A day in the Sun: Leveson hears from tabloid editors

The Sun is the biggest selling newspaper in the UK but is widely derided by critics.
The Sun is the biggest selling newspaper in the UK but iss widely derided by critics.

By Ian Dunt

A succession of former Sun editors are set to appear at the Leveson inquiry today, as it restarts after the Christmas break.

The session began with Kelvin MacKenzie, an editor of the paper for 13 years, who recently said that if a story "sounded right it was probably right and therefore we should lob it in".

He told the inquiry into media standards that the judgement on newspaper coverage was selective and elitist, arguing that hacking Tony Blair's phone would have resulted in a six-month jail term for a Sun journalist and a Pulitzer prize for a Guardian journalist.


"People view the Sun at the bottom of the pile and for as long as it exists I think they view papers like the Guardian as the top of the pile," he said.

Asked by counsel for the inquiry Robert Jay if he had any regard for privacy, Mr MacKenzie answered: "Not really, no."

He added: "There is no certainty in journalism.

"It's hard to work out what standards are when you're trying to find out the truth."

Mr MacKenzie was editor of the Sun during a period of robust support for Margaret Thatcher in the Sun offices, including strong backing for the Falklands War and the prime minister's response to the miners' strike.

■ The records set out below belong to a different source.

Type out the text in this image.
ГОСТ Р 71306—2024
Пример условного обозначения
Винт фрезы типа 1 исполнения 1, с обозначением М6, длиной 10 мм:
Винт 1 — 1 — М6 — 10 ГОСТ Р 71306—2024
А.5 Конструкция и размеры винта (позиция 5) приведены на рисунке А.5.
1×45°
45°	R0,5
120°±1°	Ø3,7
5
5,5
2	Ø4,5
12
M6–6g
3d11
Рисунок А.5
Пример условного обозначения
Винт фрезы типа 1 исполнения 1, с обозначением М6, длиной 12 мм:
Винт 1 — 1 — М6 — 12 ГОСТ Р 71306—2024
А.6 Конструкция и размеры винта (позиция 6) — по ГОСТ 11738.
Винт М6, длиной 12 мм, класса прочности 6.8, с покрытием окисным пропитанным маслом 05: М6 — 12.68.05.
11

Speaking about his meetings with Baroness Thatcher, he said: "I was always astonished that the prime minister would want to meet a tabloid editor with one GCSE. I always struggled to see what the equivalence was in that."

Asked about his relationship with her successor in Downing Street, he said the relationship between the paper and Downing Street became decidedly less friendly.

"We did not have a particularly good relationship. He was no Thatcher, John Major," Mr MacKenzie said.

He also confirmed that he called Mr Major to tell him he planned to "throw a bucket full of sh*t" over him in the next day's paper, after the UK's fell out the Exchange Rate Mechanism in 1992.

His tenure at the paper is mostly remembered mostly for the paper's coverage of the Hillsborough disaster, in which it falsely reported that Liverpool fans "picked the pockets" of the dead and urinated on medical staff.

Mr MacKenzie's testimony was interrupted by a member of the public heckling the inquiry and demanding answers about Michael Stone - possibly a reference to the Northern Irish loyalist convicted of the attempted murder of Martin McGuinness and Gerry Adams.

He was followed by Dominic Mohan, former editor and showbiz reporter, and Gordon Smart, editor of the newspaper's showbiz column Bizarre.